Cunninlynguists « Rose Azura Njano » @@@@½
Sagittarius Laisser un commentaireEn pleine cambrousse américaine, il n’y a pas grand chose à y faire mais de belles choses à y trouver en regardant bien. C’est là-bas, à Versailles, dans le Kentucky, cet État coincé entre le Tennessee, l’Ohio et la Virginie, qu’on a trouvé une pépite, Deacon The Villain. S’est joint à lui une perle, Kno, provenant d’Atlanta et c’est ainsi qu’au début des années 2000 est né à Lexington le groupe Cunninlynguists, révélé grâce à leur premier coup d’éclat Will Rap For Food. Le duo grossira peu de temps après avec l’arrivée de Mr SOS en 2002, remplacé après la sortie de SouthernUnderground par Natty, lui aussi originaire du Kentucky, pour le grand classique underground A Piece of Strange (qui a eu droit à une belle réédition début 2016 pour ses dix ans). Cette formation est restée telle qu’elle depuis 2004.
Six ans après Oneirology, ce trio atypique ajoute un nouvel opus à leur discographie exceptionnelle, Rose Azura Njano. Parfait pour l’automne.
Rose Azuza Njano est ce nom coloré qui a été donné à cet album, ou plutôt ce personnage incarné par cette femme tout de jaune vêtue dessinée sur la pochette. D’après ce qui est décrit le site du label indé QN5, cette femme, atteinte de chromesthésie, un autre nom pour la synesthésie (le fait de percevoir des couleurs en écoutant de la musique), personnifie selon les auteurs « la musique Noire en Amérique et son histoire douloureuse, ses épreuves et mouvement socio-politiques. » Illustration dès le premier morceau dont le titre porte les couleurs du drapeau américain (« Red, White and Blues » qui peut très bien signifier ‘rednecks’ ou le sang, les Blancs et la police), relatant la peine et la souffrance que vivent les communautés dans le pays, ce mal profond qui refait surface.
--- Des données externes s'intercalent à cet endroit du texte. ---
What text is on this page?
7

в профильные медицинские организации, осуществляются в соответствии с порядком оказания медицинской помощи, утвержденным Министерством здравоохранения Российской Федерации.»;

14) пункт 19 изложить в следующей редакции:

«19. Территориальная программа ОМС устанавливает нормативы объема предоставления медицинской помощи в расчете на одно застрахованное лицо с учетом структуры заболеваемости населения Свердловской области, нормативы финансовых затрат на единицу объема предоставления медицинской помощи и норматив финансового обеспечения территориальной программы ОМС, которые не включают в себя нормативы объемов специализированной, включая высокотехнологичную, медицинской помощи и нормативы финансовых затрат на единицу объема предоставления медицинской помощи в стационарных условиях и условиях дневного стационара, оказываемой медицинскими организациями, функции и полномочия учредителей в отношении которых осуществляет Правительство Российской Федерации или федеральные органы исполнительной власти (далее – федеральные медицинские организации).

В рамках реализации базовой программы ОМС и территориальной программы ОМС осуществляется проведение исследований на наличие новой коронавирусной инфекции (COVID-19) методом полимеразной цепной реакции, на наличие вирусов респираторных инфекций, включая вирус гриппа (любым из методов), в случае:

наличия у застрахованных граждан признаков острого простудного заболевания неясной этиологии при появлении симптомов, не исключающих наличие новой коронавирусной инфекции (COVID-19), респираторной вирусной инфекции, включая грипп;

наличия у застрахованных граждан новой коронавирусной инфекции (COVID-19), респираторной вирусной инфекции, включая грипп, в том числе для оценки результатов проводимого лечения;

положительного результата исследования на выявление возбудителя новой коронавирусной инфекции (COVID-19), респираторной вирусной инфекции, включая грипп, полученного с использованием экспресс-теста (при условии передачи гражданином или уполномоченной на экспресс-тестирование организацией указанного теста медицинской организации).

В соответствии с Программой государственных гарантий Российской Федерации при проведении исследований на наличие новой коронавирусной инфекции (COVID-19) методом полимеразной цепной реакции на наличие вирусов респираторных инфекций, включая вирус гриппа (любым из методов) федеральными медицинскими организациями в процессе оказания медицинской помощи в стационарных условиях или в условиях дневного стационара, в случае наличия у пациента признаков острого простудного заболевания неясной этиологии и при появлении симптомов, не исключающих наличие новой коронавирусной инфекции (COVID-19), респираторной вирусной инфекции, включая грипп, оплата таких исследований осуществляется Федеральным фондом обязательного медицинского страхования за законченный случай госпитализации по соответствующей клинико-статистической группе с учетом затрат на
Et c’est là que l’album enchaîne logiquement sur le second titre « Riot!« , revenant sur les réactions de colère que connaissent depuis deux ans déjà les afro-américains battant le pavé.
Leur musique rap ne change pas : du hip-hop superbement bluesy, parfois accompagné de mélodies dolentes de guitares électriques. Elle atteint toujours des sommets de magnificence et là on se lève et on les applaudit tous les trois. Toujours beaucoup de mélancolie et de merveilles en elle, comme sur ce « Red Bird » à la tristesse infinie, ou ce « Violet » qui s’achève par un sample de voix blanche et tremblante, provoquant ce frisson des vents froids qui nous paralysent l’hiver. D’ailleurs c’est par une note de couleur que se termine Rose Azura Njano, « Earth to Venus (A Tiny Orange Star)« . Pour nous relever la tête du tapis de feuilles jaunies et brunies qui jonchent le sol mouillé par la pluie, quelques titres apportent un peu de chaleur et de lumière pâle (« Any Way the Wind Blows« , « Mr Morganfield and Ms Waters » qui se conclut par un « RIP Phife Dawg« ). Difficile de décrire les autres titres (« Hustlers« , « No Universe Without Harmony« , « Gone« ) tellement on reste subjugué par tant de beauté et de poésie. Ce sixième album des CunninLynguists est, encore une fois, une magnifique expérience.